- Born: Richard Edmund LaMotta May 20, 1942 Brooklyn, New York, US
- Died: May 11, 2010 (aged 67) Chappaqua, New York, US
- Education: Brooklyn College (B.S., Economics) New York Law School (J.D., 1975)
- Occupations: Business executive, lawyer, inventor, entrepreneur
- Known for: Creator of the Chipwich ice cream sandwich
- Relatives: Jake LaMotta (cousin)

= Richard LaMotta =

American attorney and entrepreneur

Richard Edmund LaMotta (May 20, 1942 – May 11, 2010) was an American attorney and entrepreneur, the creator and principal promoter of the Chipwich ice cream sandwich, which he introduced to New York City in 1982 with a guerrilla marketing campaign.

== Early life and education ==
Richard Edmund LaMotta was born on May 20, 1942, in Brooklyn, New York, one of two children of Joseph and Mary (Gibbons) LaMotta. An Italian Catholic immigrant from Sicily, his father worked as a drummer and diaper salesman. One of Richard's much older cousins on his father's side was Jake LaMotta (b. 1922), who became the middleweight boxing champion.

LaMotta graduated from Brooklyn Technical High School. He went on to earn a B.S. in Economics from Brooklyn College and then a J.D. from New York Law School in June 1975. He earned both degrees while taking classes at night and working at various jobs during the day, including a job for several years as an audio engineer at CBS for The Ed Sullivan Show.
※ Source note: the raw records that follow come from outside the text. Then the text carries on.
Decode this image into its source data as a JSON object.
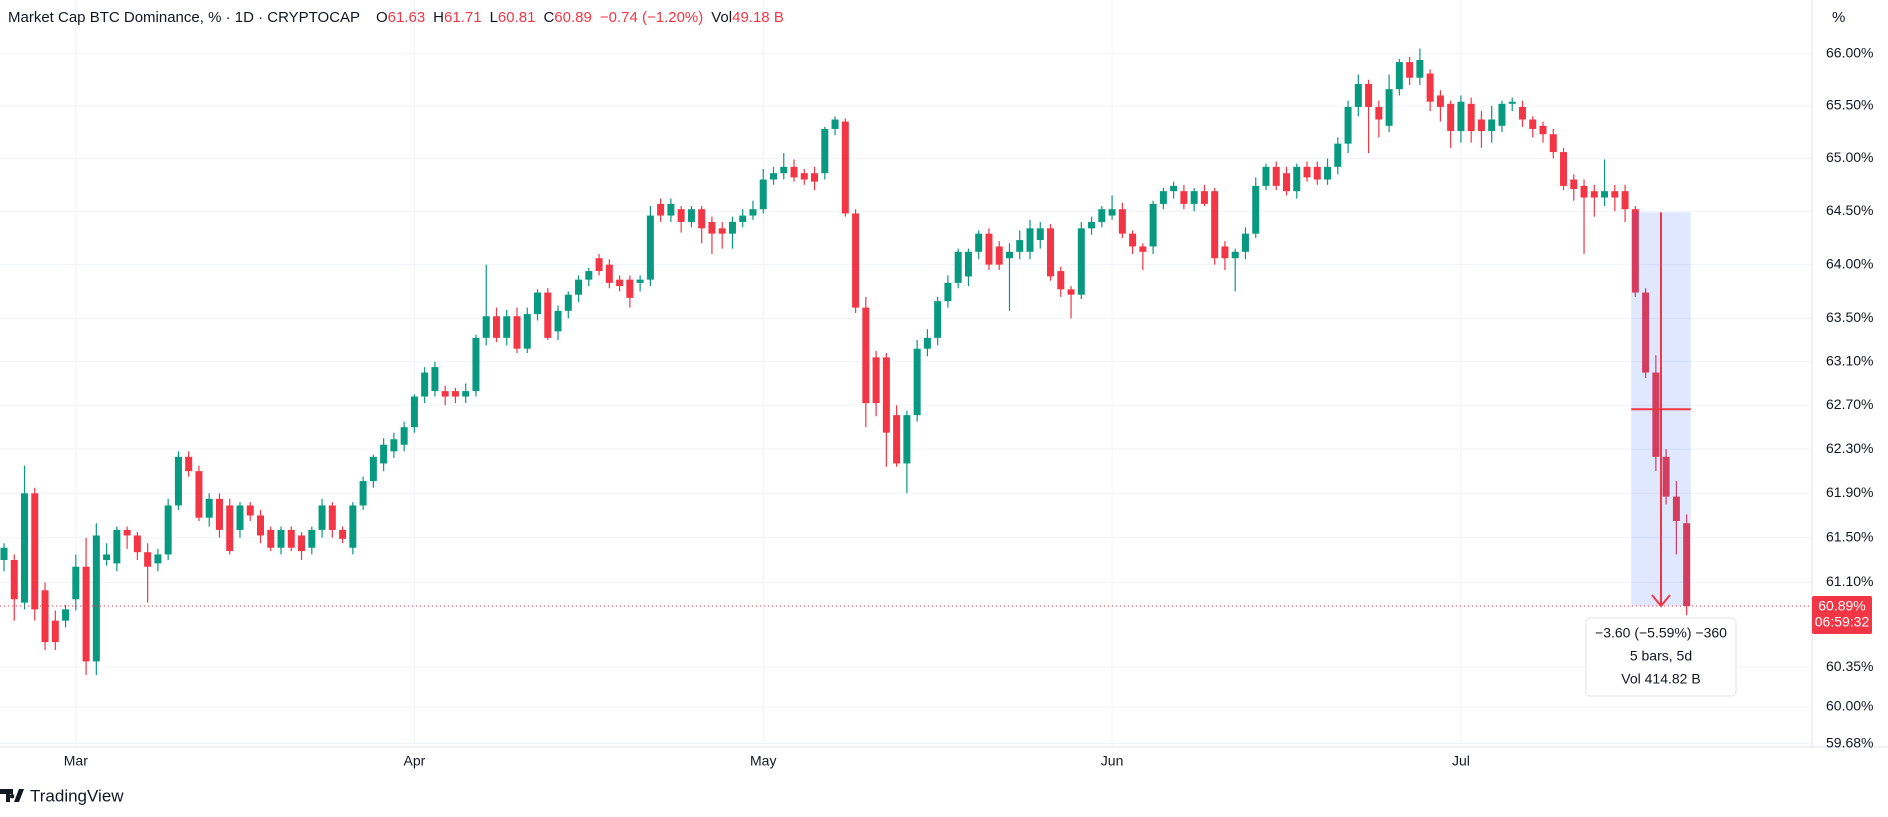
{
  "chart_data": {
    "type": "candlestick",
    "title": "Market Cap BTC Dominance, % · 1D · CRYPTOCAP",
    "legend": {
      "labels": [
        "O",
        "H",
        "L",
        "C"
      ],
      "change": "−0.74 (−1.20%)",
      "volume_label": "Vol",
      "volume": "49.18 B"
    },
    "categories": [
      null,
      null,
      null,
      null,
      null,
      null,
      null,
      "Mar",
      null,
      null,
      null,
      null,
      null,
      null,
      null,
      null,
      null,
      null,
      null,
      null,
      null,
      null,
      null,
      null,
      null,
      null,
      null,
      null,
      null,
      null,
      null,
      null,
      null,
      null,
      null,
      null,
      null,
      null,
      null,
      null,
      "Apr",
      null,
      null,
      null,
      null,
      null,
      null,
      null,
      null,
      null,
      null,
      null,
      null,
      null,
      null,
      null,
      null,
      null,
      null,
      null,
      null,
      null,
      null,
      null,
      null,
      null,
      null,
      null,
      null,
      null,
      null,
      null,
      null,
      null,
      "May",
      null,
      null,
      null,
      null,
      null,
      null,
      null,
      null,
      null,
      null,
      null,
      null,
      null,
      null,
      null,
      null,
      null,
      null,
      null,
      null,
      null,
      null,
      null,
      null,
      null,
      null,
      null,
      null,
      null,
      null,
      null,
      null,
      null,
      "Jun",
      null,
      null,
      null,
      null,
      null,
      null,
      null,
      null,
      null,
      null,
      null,
      null,
      null,
      null,
      null,
      null,
      null,
      null,
      null,
      null,
      null,
      null,
      null,
      null,
      null,
      null,
      null,
      null,
      null,
      null,
      null,
      null,
      null,
      "Jul",
      null,
      null,
      null,
      null,
      null,
      null,
      null,
      null,
      null,
      null,
      null,
      null,
      null,
      null,
      null,
      null,
      null,
      null,
      null,
      null,
      null,
      null
    ],
    "open": [
      61.3,
      61.3,
      60.92,
      61.9,
      61.03,
      60.76,
      60.76,
      60.95,
      61.24,
      60.4,
      61.3,
      61.27,
      61.57,
      61.52,
      61.37,
      61.27,
      61.35,
      61.79,
      62.23,
      62.1,
      61.68,
      61.85,
      61.79,
      61.57,
      61.79,
      61.7,
      61.57,
      61.41,
      61.57,
      61.52,
      61.41,
      61.57,
      61.79,
      61.57,
      61.41,
      61.79,
      62.01,
      62.17,
      62.28,
      62.34,
      62.5,
      62.78,
      62.83,
      62.83,
      62.83,
      62.78,
      62.83,
      63.32,
      63.52,
      63.32,
      63.52,
      63.22,
      63.54,
      63.74,
      63.38,
      63.57,
      63.72,
      63.86,
      64.06,
      64.0,
      63.86,
      63.86,
      63.83,
      63.86,
      64.57,
      64.46,
      64.52,
      64.4,
      64.52,
      64.4,
      64.34,
      64.29,
      64.4,
      64.46,
      64.52,
      64.8,
      64.86,
      64.92,
      64.86,
      64.86,
      64.86,
      65.28,
      65.35,
      64.48,
      63.6,
      63.14,
      63.14,
      62.61,
      62.17,
      62.61,
      63.22,
      63.32,
      63.66,
      63.83,
      63.89,
      64.12,
      64.29,
      64.17,
      64.06,
      64.12,
      64.12,
      64.23,
      64.34,
      63.94,
      63.77,
      63.72,
      64.34,
      64.4,
      64.46,
      64.52,
      64.29,
      64.17,
      64.17,
      64.57,
      64.69,
      64.69,
      64.57,
      64.69,
      64.69,
      64.17,
      64.06,
      64.12,
      64.29,
      64.74,
      64.92,
      64.86,
      64.69,
      64.92,
      64.92,
      64.8,
      64.92,
      65.14,
      65.49,
      65.71,
      65.49,
      65.31,
      65.66,
      65.92,
      65.77,
      65.81,
      65.6,
      65.52,
      65.26,
      65.52,
      65.37,
      65.26,
      65.31,
      65.52,
      65.49,
      65.37,
      65.31,
      65.23,
      65.06,
      64.8,
      64.74,
      64.69,
      64.63,
      64.69,
      64.69,
      64.52,
      63.74,
      63.0,
      62.23,
      61.87,
      61.63
    ],
    "high": [
      61.45,
      61.35,
      62.15,
      61.95,
      61.1,
      60.85,
      60.9,
      61.35,
      61.5,
      61.63,
      61.45,
      61.6,
      61.6,
      61.55,
      61.45,
      61.4,
      61.85,
      62.28,
      62.28,
      62.15,
      61.9,
      61.9,
      61.85,
      61.82,
      61.82,
      61.75,
      61.6,
      61.6,
      61.6,
      61.55,
      61.6,
      61.85,
      61.82,
      61.6,
      61.82,
      62.05,
      62.25,
      62.4,
      62.45,
      62.55,
      62.8,
      63.05,
      63.1,
      62.88,
      62.86,
      62.9,
      63.35,
      64.0,
      63.6,
      63.58,
      63.6,
      63.6,
      63.77,
      63.78,
      63.62,
      63.75,
      63.9,
      63.97,
      64.1,
      64.05,
      63.9,
      63.9,
      63.9,
      64.55,
      64.62,
      64.62,
      64.55,
      64.55,
      64.55,
      64.45,
      64.4,
      64.45,
      64.52,
      64.6,
      64.9,
      64.92,
      65.05,
      64.99,
      64.9,
      64.92,
      65.3,
      65.4,
      65.38,
      64.52,
      63.7,
      63.2,
      63.18,
      62.7,
      62.65,
      63.3,
      63.4,
      63.7,
      63.9,
      64.15,
      64.15,
      64.32,
      64.34,
      64.22,
      64.2,
      64.32,
      64.42,
      64.4,
      64.38,
      63.98,
      63.8,
      64.4,
      64.45,
      64.55,
      64.65,
      64.58,
      64.32,
      64.2,
      64.6,
      64.72,
      64.78,
      64.75,
      64.72,
      64.75,
      64.72,
      64.22,
      64.15,
      64.35,
      64.82,
      64.95,
      64.97,
      64.92,
      64.95,
      64.97,
      64.97,
      65.0,
      65.2,
      65.55,
      65.8,
      65.75,
      65.55,
      65.8,
      65.95,
      65.97,
      66.05,
      65.85,
      65.65,
      65.55,
      65.6,
      65.58,
      65.45,
      65.5,
      65.55,
      65.58,
      65.55,
      65.4,
      65.35,
      65.28,
      65.1,
      64.85,
      64.8,
      64.75,
      64.99,
      64.75,
      64.75,
      64.55,
      63.78,
      63.16,
      62.3,
      62.01,
      61.71
    ],
    "low": [
      61.2,
      60.76,
      60.86,
      60.76,
      60.5,
      60.5,
      60.7,
      60.85,
      60.28,
      60.28,
      61.25,
      61.2,
      61.4,
      61.3,
      60.92,
      61.2,
      61.3,
      61.75,
      62.05,
      61.65,
      61.6,
      61.5,
      61.35,
      61.5,
      61.65,
      61.45,
      61.38,
      61.35,
      61.38,
      61.3,
      61.35,
      61.5,
      61.5,
      61.45,
      61.35,
      61.75,
      61.95,
      62.1,
      62.22,
      62.28,
      62.45,
      62.72,
      62.78,
      62.7,
      62.72,
      62.72,
      62.78,
      63.25,
      63.28,
      63.25,
      63.18,
      63.18,
      63.48,
      63.3,
      63.3,
      63.5,
      63.65,
      63.8,
      63.9,
      63.78,
      63.75,
      63.6,
      63.75,
      63.8,
      64.4,
      64.4,
      64.3,
      64.35,
      64.2,
      64.1,
      64.15,
      64.15,
      64.35,
      64.42,
      64.48,
      64.75,
      64.8,
      64.78,
      64.75,
      64.7,
      64.8,
      65.22,
      64.45,
      63.55,
      62.5,
      62.6,
      62.14,
      62.14,
      61.9,
      62.55,
      63.15,
      63.25,
      63.6,
      63.78,
      63.8,
      64.05,
      63.95,
      63.95,
      63.57,
      64.05,
      64.05,
      64.15,
      63.85,
      63.7,
      63.5,
      63.68,
      64.28,
      64.35,
      64.42,
      64.25,
      64.1,
      63.95,
      64.1,
      64.52,
      64.62,
      64.52,
      64.5,
      64.55,
      64.0,
      63.95,
      63.75,
      64.05,
      64.25,
      64.7,
      64.7,
      64.65,
      64.62,
      64.78,
      64.75,
      64.75,
      64.85,
      65.05,
      65.4,
      65.05,
      65.2,
      65.25,
      65.6,
      65.7,
      65.7,
      65.45,
      65.35,
      65.1,
      65.15,
      65.15,
      65.1,
      65.15,
      65.25,
      65.45,
      65.3,
      65.2,
      65.15,
      65.0,
      64.7,
      64.6,
      64.1,
      64.45,
      64.55,
      64.5,
      64.4,
      63.7,
      62.95,
      62.1,
      61.8,
      61.35,
      60.81
    ],
    "close": [
      61.41,
      60.95,
      61.9,
      60.86,
      60.57,
      60.57,
      60.86,
      61.24,
      60.4,
      61.52,
      61.35,
      61.57,
      61.52,
      61.37,
      61.24,
      61.35,
      61.79,
      62.23,
      62.1,
      61.68,
      61.85,
      61.57,
      61.38,
      61.79,
      61.7,
      61.52,
      61.41,
      61.57,
      61.41,
      61.38,
      61.57,
      61.79,
      61.57,
      61.49,
      61.79,
      62.01,
      62.23,
      62.34,
      62.39,
      62.5,
      62.78,
      63.0,
      63.05,
      62.78,
      62.78,
      62.83,
      63.32,
      63.52,
      63.32,
      63.52,
      63.22,
      63.54,
      63.74,
      63.32,
      63.57,
      63.72,
      63.86,
      63.94,
      63.94,
      63.83,
      63.8,
      63.69,
      63.86,
      64.46,
      64.46,
      64.57,
      64.4,
      64.52,
      64.34,
      64.29,
      64.29,
      64.4,
      64.46,
      64.52,
      64.8,
      64.86,
      64.92,
      64.82,
      64.8,
      64.78,
      65.28,
      65.37,
      64.48,
      63.6,
      62.72,
      62.72,
      62.45,
      62.17,
      62.61,
      63.22,
      63.32,
      63.66,
      63.83,
      64.12,
      64.12,
      64.29,
      64.0,
      64.0,
      64.12,
      64.23,
      64.34,
      64.34,
      63.89,
      63.77,
      63.72,
      64.34,
      64.4,
      64.52,
      64.52,
      64.29,
      64.17,
      64.12,
      64.57,
      64.69,
      64.74,
      64.57,
      64.69,
      64.57,
      64.06,
      64.06,
      64.12,
      64.29,
      64.74,
      64.92,
      64.74,
      64.69,
      64.92,
      64.82,
      64.8,
      64.92,
      65.14,
      65.49,
      65.71,
      65.49,
      65.37,
      65.66,
      65.92,
      65.77,
      65.94,
      65.54,
      65.49,
      65.26,
      65.54,
      65.26,
      65.26,
      65.37,
      65.52,
      65.54,
      65.37,
      65.28,
      65.23,
      65.06,
      64.74,
      64.71,
      64.63,
      64.63,
      64.69,
      64.63,
      64.52,
      63.74,
      63.0,
      62.23,
      61.87,
      61.65,
      60.89
    ],
    "up_color": "#089981",
    "down_color": "#f23645",
    "log_scale": true,
    "grid": true,
    "y_unit": "%",
    "ylim": [
      59.65,
      66.52
    ],
    "yticks": [
      {
        "value": 66,
        "label": "66.00%"
      },
      {
        "value": 65.5,
        "label": "65.50%"
      },
      {
        "value": 65,
        "label": "65.00%"
      },
      {
        "value": 64.5,
        "label": "64.50%"
      },
      {
        "value": 64,
        "label": "64.00%"
      },
      {
        "value": 63.5,
        "label": "63.50%"
      },
      {
        "value": 63.1,
        "label": "63.10%"
      },
      {
        "value": 62.7,
        "label": "62.70%"
      },
      {
        "value": 62.3,
        "label": "62.30%"
      },
      {
        "value": 61.9,
        "label": "61.90%"
      },
      {
        "value": 61.5,
        "label": "61.50%"
      },
      {
        "value": 61.1,
        "label": "61.10%"
      },
      {
        "value": 60.35,
        "label": "60.35%"
      },
      {
        "value": 60,
        "label": "60.00%"
      },
      {
        "value": 59.68,
        "label": "59.68%"
      }
    ],
    "price_line": {
      "value": 60.89,
      "label": "60.89%"
    },
    "countdown": "06:59:32",
    "measure": {
      "start": 64.49,
      "end": 60.89,
      "lines": [
        "−3.60 (−5.59%) −360",
        "5 bars, 5d",
        "Vol 414.82 B"
      ]
    },
    "watermark": "TradingView"
  }
}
As a college freshman, LaMotta developed his own record label. After negotiating with the college business office, music professors, and executives at RCA, BMG Music, Deutsche Grammophon, etc., he created a two-record album featuring recordings for the Music 101 class, which was required of all City College of New York students. He sold more than fifty thousand albums.

== Chipwich ==

In 1981, LaMotta developed the Chipwich. On May 1, 1982, he began a guerrilla marketing campaign, in which he trained and enlisted sixty students as street cart vendors to sell the Chipwich on the streets in New York City. A few hours later, all twenty-five thousand Chipwich sandwiches had been sold. After two weeks, forty thousand Chipwiches were being sold each day. The campaign established Chipwich as a successful brand.

CoolBrands International, once the second-largest ice cream distributor in the United States, bought the Chipwich brand in 2002. After encountering financial difficulties in 2004, CoolBrands sold Eskimo Pie and Chipwich to Dreyer's (a division of Nestlé) in 2007, and divested most of its other core businesses. Nestlé ultimately discontinued the Chipwich brand. However, current owners Crave Better Foods LLC relaunched the Chipwich in 2018.

LaMotta was featured in more than 8,000 stories in newspapers, magazines and other media covering the past 25 years. He received the Ad Age Executive Marketing Award, Adweek magazine's Hottest Product of the Year Award, and Sales and Marketing magazine's Entrepreneur of the Year Award.